Yahsat reports robust financial performance for the nine months ended 30 September 2021

Yahsat reports robust financial performance for the nine months ended 30 September 2021

Al Yah Satellite Communications Company PJSC, one of the largest providers of multi-mission satellite communication solutions in the world, today announced its financial results for the nine months ended 30 September 2021.

The top line continued to gain momentum with revenue for the nine months of AED 1.0 billion [USD 284.3 million], which is broadly in line with prior year, demonstrating a strong and sustained performance since Q1 2021. A strong pipeline across all business lines is set to support further revenue growth, with a number of new Commercial and Government contracts secured and further significant deals already signed as of the date of this announcement.

Yahsat maintained an Adjusted EBITDA margin above 60%, with Adjusted EBITDA for the nine months of AED 628.3 million [USD 171.1 million]. Normalised Adjusted EBITDA[1] of AED 643.6 million [USD 175.3 million] exceeded prior year by 2.5%, generating a margin of 61.6%, higher than the prior year margin of 58.3%, reflecting continued cost and working capital efficiencies.

Net Income (profit attributable to shareholders) for the nine months was AED 159.0 million [USD 43.3 million]. After adjusting for one-off items[2], Normalised Net Income of AED 200.1 million [USD 54.5 million] exceeded prior year by AED 61.4 million [USD 16.7 million] (or 44.3%).
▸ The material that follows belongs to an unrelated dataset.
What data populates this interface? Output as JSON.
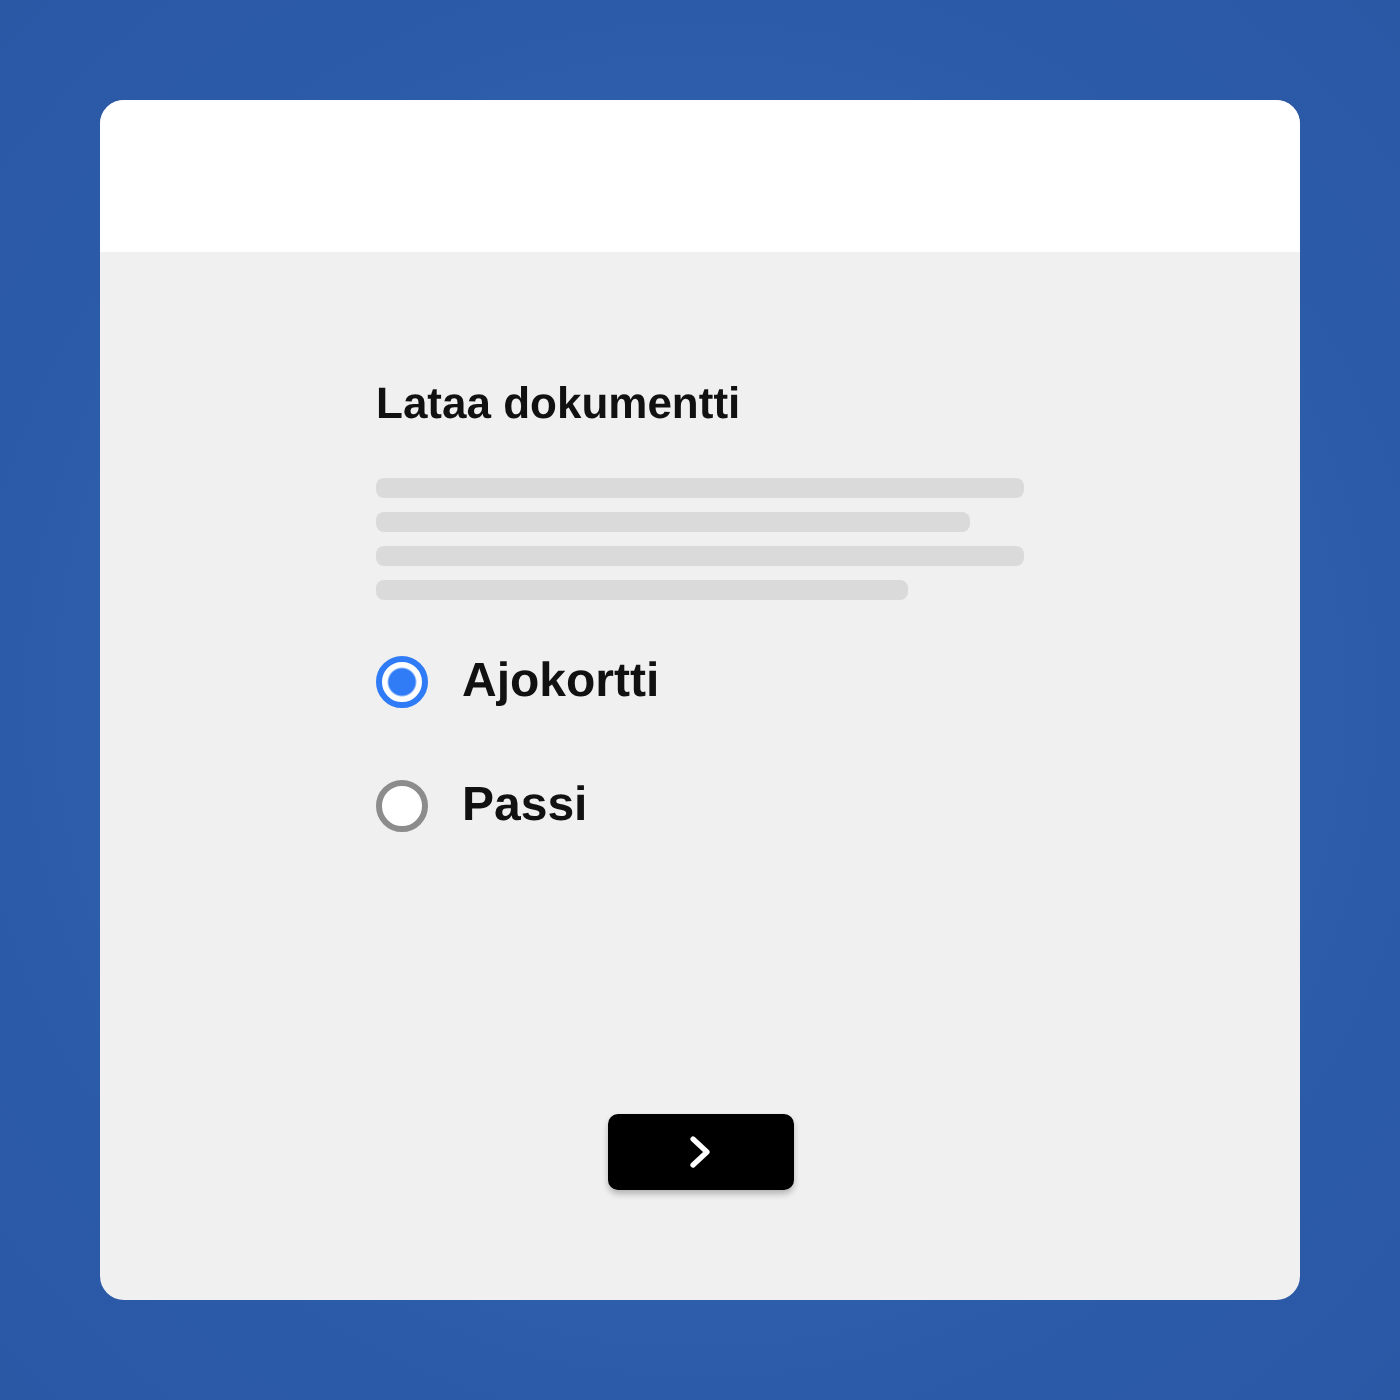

Normalised Net Income margin of 19.2% for the nine months significantly exceeded the corresponding margin of 12.9% in prior year.

Underpinning the 9M 2021 results was a resilient Q3 performance, with revenues broadly stable (approximately 1% lower than Q3 2020) and a notable increase in profitability, with Normalised Adjusted EBITDA up by AED 28.9 million [USD 7.9 million] (15.3%) and Normalised Net Income up by AED 31.7 million [USD 8.6 million] (99.2%).

Yahsat maintained a high cash conversion ratio of approximately 97% for the period ended 30 September 2021, driven by low maintenance related capital expenditure.